I still don't know if only Gentoo version has it. So far, I didn't find any mention of that bug anywhere else (on OpenAFS.org)

----------

## csnyder

Here's a link to the thread you mentioned:

https://forums.gentoo.org/viewtopic.php?t=7988&highlight=afs

The main question is, is this a bug with OpenAFS, or is it a bug in the Gentoo OpenAFS guide?  I'm going to try an install of OpenAFS using instructions from openafs.org, and see if I get the same results.

----------

## csnyder

I think I've figured it out.  First, get the latest ebuild (as of the time that i'm writing this, OpenAFS is up to 1.2.5, and Gentoo only includes 1.2.2) - the ebuild is in Bugzilla - search for afs.  This is not related to this individual problems, but it did cause problems for me later, and running the latest stable version is generally considered a good idea.

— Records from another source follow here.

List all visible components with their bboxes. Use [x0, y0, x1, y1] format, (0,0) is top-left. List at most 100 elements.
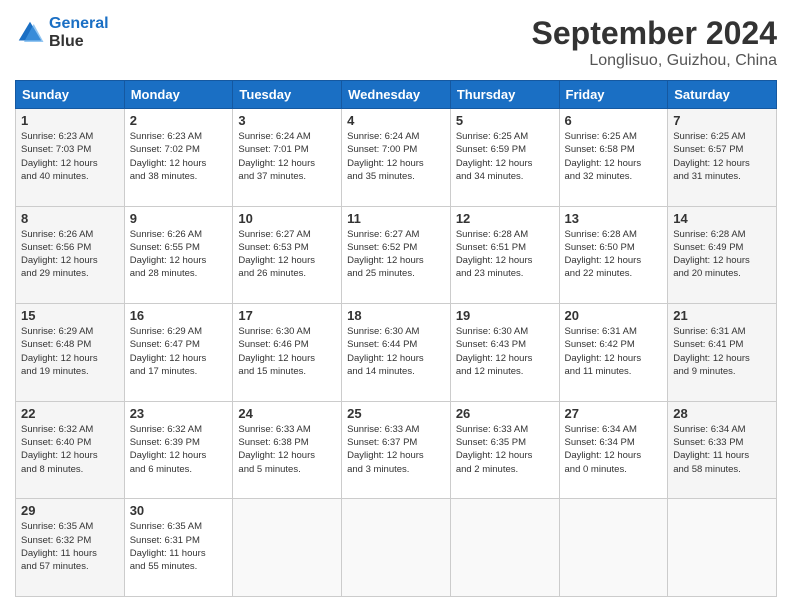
day-number: 25 — [347, 406, 445, 421]
day-info: Sunrise: 6:32 AM Sunset: 6:39 PM Dayligh… — [130, 423, 228, 476]
day-number: 30 — [130, 503, 228, 518]
calendar-cell: 24 Sunrise: 6:33 AM Sunset: 6:38 PM Dayli… — [233, 401, 342, 499]
calendar-cell: 7 Sunrise: 6:25 AM Sunset: 6:57 PM Daylig… — [668, 109, 777, 207]
calendar-cell: 3Sunrise: 6:24 AM Sunset: 7:01 PM Daylig… — [233, 109, 342, 207]
day-info: Sunrise: 6:34 AM Sunset: 6:33 PM Dayligh… — [673, 423, 771, 476]
location: Longlisuo, Guizhou, China — [532, 52, 777, 70]
col-sunday: Sunday — [16, 81, 125, 109]
week-row-5: 29Sunrise: 6:35 AM Sunset: 6:32 PM Dayli… — [16, 499, 777, 597]
calendar-cell: 13 Sunrise: 6:28 AM Sunset: 6:50 PM Dayli… — [559, 206, 668, 304]
day-info: Sunrise: 6:33 AM Sunset: 6:38 PM Dayligh… — [238, 423, 336, 476]
calendar-cell: 4 Sunrise: 6:24 AM Sunset: 7:00 PM Daylig… — [342, 109, 451, 207]
day-info: Sunrise: 6:29 AM Sunset: 6:48 PM Dayligh… — [21, 325, 119, 378]
calendar-cell: 30Sunrise: 6:35 AM Sunset: 6:31 PM Dayli… — [124, 499, 233, 597]
day-info: Sunrise: 6:31 AM Sunset: 6:41 PM Dayligh… — [673, 325, 771, 378]
day-number: 9 — [130, 211, 228, 226]
day-number: 13 — [565, 211, 663, 226]
calendar-cell — [559, 499, 668, 597]
calendar-cell — [450, 499, 559, 597]
day-info: Sunrise: 6:25 AM Sunset: 6:59 PM Dayligh… — [456, 130, 554, 183]
week-row-4: 22 Sunrise: 6:32 AM Sunset: 6:40 PM Dayli… — [16, 401, 777, 499]
calendar-cell: 21 Sunrise: 6:31 AM Sunset: 6:41 PM Dayli… — [668, 304, 777, 402]
logo-icon — [15, 18, 45, 48]
col-thursday: Thursday — [450, 81, 559, 109]
day-number: 21 — [673, 308, 771, 323]
calendar-cell: 17Sunrise: 6:30 AM Sunset: 6:46 PM Dayli… — [233, 304, 342, 402]
calendar-cell: 11Sunrise: 6:27 AM Sunset: 6:52 PM Dayli… — [342, 206, 451, 304]
calendar-cell: 2 Sunrise: 6:23 AM Sunset: 7:02 PM Daylig… — [124, 109, 233, 207]
day-number: 11 — [347, 211, 445, 226]
calendar-cell: 25 Sunrise: 6:33 AM Sunset: 6:37 PM Dayli… — [342, 401, 451, 499]
calendar-cell: 8 Sunrise: 6:26 AM Sunset: 6:56 PM Daylig… — [16, 206, 125, 304]
calendar-cell: 16 Sunrise: 6:29 AM Sunset: 6:47 PM Dayli… — [124, 304, 233, 402]
day-info: Sunrise: 6:24 AM Sunset: 7:00 PM Dayligh… — [347, 130, 445, 183]
day-number: 19 — [456, 308, 554, 323]
calendar-cell: 23Sunrise: 6:32 AM Sunset: 6:39 PM Dayli… — [124, 401, 233, 499]
day-number: 24 — [238, 406, 336, 421]
month-title: September 2024 — [532, 15, 777, 52]
day-info: Sunrise: 6:32 AM Sunset: 6:40 PM Dayligh… — [21, 423, 119, 476]
calendar-cell: 29Sunrise: 6:35 AM Sunset: 6:32 PM Dayli… — [16, 499, 125, 597]
day-number: 26 — [456, 406, 554, 421]
logo: General Blue — [15, 15, 109, 51]
week-row-3: 15 Sunrise: 6:29 AM Sunset: 6:48 PM Dayli… — [16, 304, 777, 402]
day-info: Sunrise: 6:25 AM Sunset: 6:58 PM Dayligh… — [565, 130, 663, 183]
day-number: 3 — [238, 113, 336, 128]
calendar-cell: 15 Sunrise: 6:29 AM Sunset: 6:48 PM Dayli… — [16, 304, 125, 402]
day-number: 8 — [21, 211, 119, 226]
calendar-cell — [233, 499, 342, 597]
col-saturday: Saturday — [668, 81, 777, 109]
calendar-cell: 9 Sunrise: 6:26 AM Sunset: 6:55 PM Daylig… — [124, 206, 233, 304]
day-number: 27 — [565, 406, 663, 421]
day-number: 14 — [673, 211, 771, 226]
day-info: Sunrise: 6:34 AM Sunset: 6:34 PM Dayligh… — [565, 423, 663, 476]
day-number: 28 — [673, 406, 771, 421]
day-info: Sunrise: 6:23 AM Sunset: 7:03 PM Dayligh… — [21, 130, 119, 183]
calendar-cell: 27 Sunrise: 6:34 AM Sunset: 6:34 PM Dayli… — [559, 401, 668, 499]
calendar-cell — [342, 499, 451, 597]
week-row-1: 1 Sunrise: 6:23 AM Sunset: 7:03 PM Daylig… — [16, 109, 777, 207]
day-number: 22 — [21, 406, 119, 421]
day-info: Sunrise: 6:33 AM Sunset: 6:37 PM Dayligh… — [347, 423, 445, 476]
col-friday: Friday — [559, 81, 668, 109]
col-monday: Monday — [124, 81, 233, 109]
day-info: Sunrise: 6:35 AM Sunset: 6:32 PM Dayligh… — [21, 520, 119, 573]
day-info: Sunrise: 6:28 AM Sunset: 6:50 PM Dayligh… — [565, 228, 663, 281]
calendar-cell: 12Sunrise: 6:28 AM Sunset: 6:51 PM Dayli… — [450, 206, 559, 304]
calendar-table: Sunday Monday Tuesday Wednesday Thursday… — [15, 80, 777, 597]
day-info: Sunrise: 6:26 AM Sunset: 6:56 PM Dayligh… — [21, 228, 119, 281]
day-number: 4 — [347, 113, 445, 128]
calendar-cell: 19Sunrise: 6:30 AM Sunset: 6:43 PM Dayli… — [450, 304, 559, 402]
calendar-cell: 28 Sunrise: 6:34 AM Sunset: 6:33 PM Dayli… — [668, 401, 777, 499]
day-number: 7 — [673, 113, 771, 128]
day-info: Sunrise: 6:23 AM Sunset: 7:02 PM Dayligh… — [130, 130, 228, 183]
header-row: Sunday Monday Tuesday Wednesday Thursday… — [16, 81, 777, 109]
day-number: 6 — [565, 113, 663, 128]
calendar-cell: 18Sunrise: 6:30 AM Sunset: 6:44 PM Dayli… — [342, 304, 451, 402]
col-tuesday: Tuesday — [233, 81, 342, 109]
calendar-cell: 20Sunrise: 6:31 AM Sunset: 6:42 PM Dayli… — [559, 304, 668, 402]
calendar-cell — [668, 499, 777, 597]
calendar-cell: 5 Sunrise: 6:25 AM Sunset: 6:59 PM Daylig… — [450, 109, 559, 207]
day-info: Sunrise: 6:33 AM Sunset: 6:35 PM Dayligh… — [456, 423, 554, 476]
day-info: Sunrise: 6:27 AM Sunset: 6:53 PM Dayligh… — [238, 228, 336, 281]
page: General Blue September 2024 Longlisuo, G… — [0, 0, 792, 612]
day-number: 16 — [130, 308, 228, 323]
day-number: 1 — [21, 113, 119, 128]
day-number: 18 — [347, 308, 445, 323]
day-number: 15 — [21, 308, 119, 323]
day-number: 17 — [238, 308, 336, 323]
day-info: Sunrise: 6:31 AM Sunset: 6:42 PM Dayligh… — [565, 325, 663, 378]
day-number: 5 — [456, 113, 554, 128]
calendar-cell: 10Sunrise: 6:27 AM Sunset: 6:53 PM Dayli… — [233, 206, 342, 304]
calendar-cell: 22 Sunrise: 6:32 AM Sunset: 6:40 PM Dayli… — [16, 401, 125, 499]
day-info: Sunrise: 6:25 AM Sunset: 6:57 PM Dayligh… — [673, 130, 771, 183]
logo-text: General Blue — [49, 15, 109, 51]
header: General Blue September 2024 Longlisuo, G… — [15, 15, 777, 70]
title-section: September 2024 Longlisuo, Guizhou, China — [532, 15, 777, 70]
day-info: Sunrise: 6:28 AM Sunset: 6:49 PM Dayligh… — [673, 228, 771, 281]
day-info: Sunrise: 6:26 AM Sunset: 6:55 PM Dayligh… — [130, 228, 228, 281]
day-number: 2 — [130, 113, 228, 128]
calendar-cell: 6 Sunrise: 6:25 AM Sunset: 6:58 PM Daylig… — [559, 109, 668, 207]
day-info: Sunrise: 6:29 AM Sunset: 6:47 PM Dayligh… — [130, 325, 228, 378]
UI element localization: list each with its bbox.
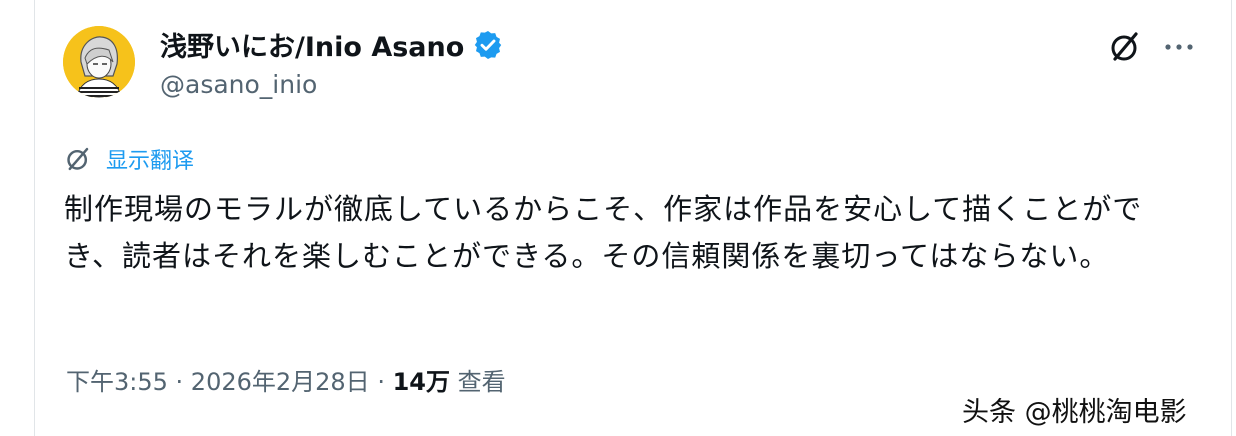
tweet-text: 制作現場のモラルが徹底しているからこそ、作家は作品を安心して描くことができ、読者… (64, 192, 1143, 273)
tweet-time[interactable]: 下午3:55 (66, 368, 168, 396)
more-dots-icon (1165, 44, 1193, 50)
more-options-button[interactable] (1162, 32, 1196, 62)
tweet-date[interactable]: 2026年2月28日 (191, 368, 370, 396)
grok-button[interactable] (1106, 28, 1144, 66)
show-translation-link[interactable]: 显示翻译 (64, 143, 194, 175)
avatar[interactable] (63, 26, 135, 98)
watermark-text: 头条 @桃桃淘电影 (962, 397, 1187, 428)
grok-icon (1111, 32, 1138, 61)
meta-separator: · (369, 368, 393, 396)
meta-separator: · (167, 368, 191, 396)
view-label: 查看 (449, 368, 506, 396)
tweet-meta: 下午3:55 · 2026年2月28日 · 14万 查看 (66, 362, 506, 397)
verified-badge-icon (472, 29, 504, 61)
avatar-illustration (63, 26, 135, 98)
view-count: 14万 (392, 368, 450, 396)
author-display-name[interactable]: 浅野いにお/Inio Asano (160, 25, 464, 64)
author-name-row[interactable]: 浅野いにお/Inio Asano (160, 25, 504, 64)
author-handle[interactable]: @asano_inio (160, 70, 317, 99)
grok-translate-icon (67, 147, 89, 171)
show-translation-label[interactable]: 显示翻译 (106, 143, 194, 175)
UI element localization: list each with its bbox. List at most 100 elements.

It seems that the Gentoo guide to installing OpenAFS is messed up.  I didn't have any problems when using the official AFS quick start guide.  The main difference that I can see is that the official guide tells you to run the afs init script (/etc/init.d/afs start) before beginning.  This loads the AFS kernel module, which is needed later on.  It does give a lot of error messages, but the kernel module is installed properly.

----------

## ikshaar

I will try but I found the openafs-1.3.2 ebuild - which is masked because still unstable, but not the openafs-1.2.5 ebuild.

I found also the bug reported on bugzilla about the afs script... but where did you find that ebuild ??

Thanks

----------

## csnyder

 *ikshaar wrote:*   

> I will try but I found the openafs-1.3.2 ebuild - which is masked because still unstable, but not the openafs-1.2.5 ebuild.
> 
> I found also the bug reported on bugzilla about the afs script... but where did you find that ebuild ??

 

uhmm...  it was there yesterday.<g>

My guess is if it's not already in the main portage tree, it will be shortly.

----------

## ikshaar

Apparently, you're right. I just saw in the CVS of Gentoo that somebody switch openafs-1.2.5 as next stable version few hours ago. I just now wait for it to be available through emerge.

I don't want to try it before, as I try to keep my system as clean as I can.

Thanks anyway for the news.

----------